Can you 3D print with glass?
3D Printing has shown itself to be a versatile manufacturing method, able to use a wide range of materials. Traditionally, the most common of these have been plastics and metals. However, in the last few years another material has enjoyed …
3D Printing has shown itself to be a versatile manufacturing method, able to use a wide range of materials. Traditionally, the most common of these have been plastics and metals. However, in the last few years another material has enjoyed something of a renaissance – glass! While it has been challenging to work with, there have been a number of innovations demonstrating how viable it really is.

Glass Extrusion
In 2015, two organisations independently demonstrated prototype printers that could work. Israel-based Micron3DP demonstrated a technique that heated glass and extruded it into basic, low resolution forms. Shortly afterwards, the Mediated Matter Group at MIT employed a similar method for their G3DP project.
The 3D printer from the group at MIT had a number of interesting properties, documented in their published paper. Due to the high melting point and brittle nature, melting a room temperature solid filament FDM-style was out of the question. Instead, the printer had to maintain molten glass at key temperatures throughout the printing process in order to achieve FDM levels of print quality. They came up with the following process:
- Firstly,a kiln is heated to over 1000 C. This is the melting temperature of soda-lime, a common form of glass with one of the lowest melting points.
- Its then passed through a heated nozzle held at a similar temperature to the kiln, flowing freely due to gravity. To stop the flow from the nozzle, the team blew compressed air at it to cool it to low enough temperature. Restarting the flow involved blowing a propane torch at the nozzle to heat it back up.
- Finally, the glass was deposited in layers in a heated chamber, held at the annealing point of the glass. For soda-lime glass, this temperature is around at 546 C. This is the temperature at which the glass remains ‘solid’ and retains its form, but microscopically allows for internal strains to relax. Not keeping glass at this temperature for a period, and instead cooling it too quickly, results in glass parts with significant residual stresses and poor mechanical properties.
Architectural Applications
After significant development, the team presented glass structures manufactured using their printer at an exhibition at the Smithsonian Design Museum. Speaking about the possibilities the printing technique provided, members of the team suggested that it could be used in architectural applications. Additive manufacturing could open up the ways designers could create transparent fixtures, directing light in new and exciting ways. Engineers could also create building-size structures with glass, taking advantage of its compressive strength.
Since this event, the group made further modifications and improvements in a follow-up “G3DP2” project, once again demonstrating that 3D printing with glass is now more feasible than ever.
Fused Silica Resins
These successful demonstrations of FDM-like glass printing have been very exciting for architects and engineers. However, they are limited by the extrusion process, which produces parts with high surface roughness and relatively low resolution. In 2017, the Karlsruhe Institute of Technology (KIT) successfully demonstrated a different method. This could remedy these issues and produce parts with higher precision and better optical properties.
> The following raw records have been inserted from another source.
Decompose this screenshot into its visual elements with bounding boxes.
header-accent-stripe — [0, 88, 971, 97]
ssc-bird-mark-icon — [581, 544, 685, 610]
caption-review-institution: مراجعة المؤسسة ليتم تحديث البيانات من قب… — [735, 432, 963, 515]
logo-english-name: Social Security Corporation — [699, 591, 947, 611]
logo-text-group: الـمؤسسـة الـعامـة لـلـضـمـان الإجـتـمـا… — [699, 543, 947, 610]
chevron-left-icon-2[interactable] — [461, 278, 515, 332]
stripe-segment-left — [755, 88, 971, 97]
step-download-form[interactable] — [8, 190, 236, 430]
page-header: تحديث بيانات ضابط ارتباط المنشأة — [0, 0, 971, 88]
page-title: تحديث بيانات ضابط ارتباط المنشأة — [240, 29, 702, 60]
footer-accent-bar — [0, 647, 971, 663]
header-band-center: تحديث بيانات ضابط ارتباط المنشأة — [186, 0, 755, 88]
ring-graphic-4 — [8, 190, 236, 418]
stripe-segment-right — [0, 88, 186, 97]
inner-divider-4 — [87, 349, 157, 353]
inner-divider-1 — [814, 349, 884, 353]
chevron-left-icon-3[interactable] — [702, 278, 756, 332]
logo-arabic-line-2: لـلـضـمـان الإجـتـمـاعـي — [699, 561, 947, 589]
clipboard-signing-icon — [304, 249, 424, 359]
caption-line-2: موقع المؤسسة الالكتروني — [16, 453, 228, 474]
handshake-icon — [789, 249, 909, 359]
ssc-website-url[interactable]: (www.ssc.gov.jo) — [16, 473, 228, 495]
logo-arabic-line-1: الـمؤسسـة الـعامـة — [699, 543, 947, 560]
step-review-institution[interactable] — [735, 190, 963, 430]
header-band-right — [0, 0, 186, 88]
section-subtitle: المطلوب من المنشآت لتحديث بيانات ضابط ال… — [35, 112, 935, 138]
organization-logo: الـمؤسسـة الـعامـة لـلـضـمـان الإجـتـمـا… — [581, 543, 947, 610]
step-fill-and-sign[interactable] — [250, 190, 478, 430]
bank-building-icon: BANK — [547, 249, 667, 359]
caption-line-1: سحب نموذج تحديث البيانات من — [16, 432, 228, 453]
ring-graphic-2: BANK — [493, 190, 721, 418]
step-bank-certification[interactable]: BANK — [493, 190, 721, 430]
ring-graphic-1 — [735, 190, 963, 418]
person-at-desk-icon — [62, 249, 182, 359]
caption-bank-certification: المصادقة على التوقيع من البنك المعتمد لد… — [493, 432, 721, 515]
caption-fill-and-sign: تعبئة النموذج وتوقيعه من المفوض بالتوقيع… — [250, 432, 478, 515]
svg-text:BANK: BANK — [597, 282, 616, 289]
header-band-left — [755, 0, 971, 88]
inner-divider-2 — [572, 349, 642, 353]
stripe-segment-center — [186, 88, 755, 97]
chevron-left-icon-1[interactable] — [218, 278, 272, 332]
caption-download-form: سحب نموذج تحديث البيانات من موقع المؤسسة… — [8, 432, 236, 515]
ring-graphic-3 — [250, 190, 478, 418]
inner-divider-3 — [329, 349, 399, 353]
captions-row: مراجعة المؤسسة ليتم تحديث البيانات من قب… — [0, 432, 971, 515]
The team suspended fused silica, in a castable polymer resin, and used a desktop SLA printer to shape the resin. Fused silica is a very important type for many reasons. It has superior UV transmission, lower thermal expansion coefficients and higher strength compared to less pure forms of glass. This makes it ideal for lab equipment and precision optics.
Its toughness also makes it very difficult to directly shape using traditional techniques. However, suspending the glass particles in a resin meant that they could print the exact form they wanted by manipulating the more manageable polymer. Then, by firing the print at a high temperature, they burned off the excess resin and densified the glass. Therefore, resulting in a high resolution fused silica part.
This paves the way for further improvements, and could find applications in diagnostic medicine. Printing methods could one day be used to create lab-on-a-chip technologies and micro-optics that could be used to diagnose patients away from a lab.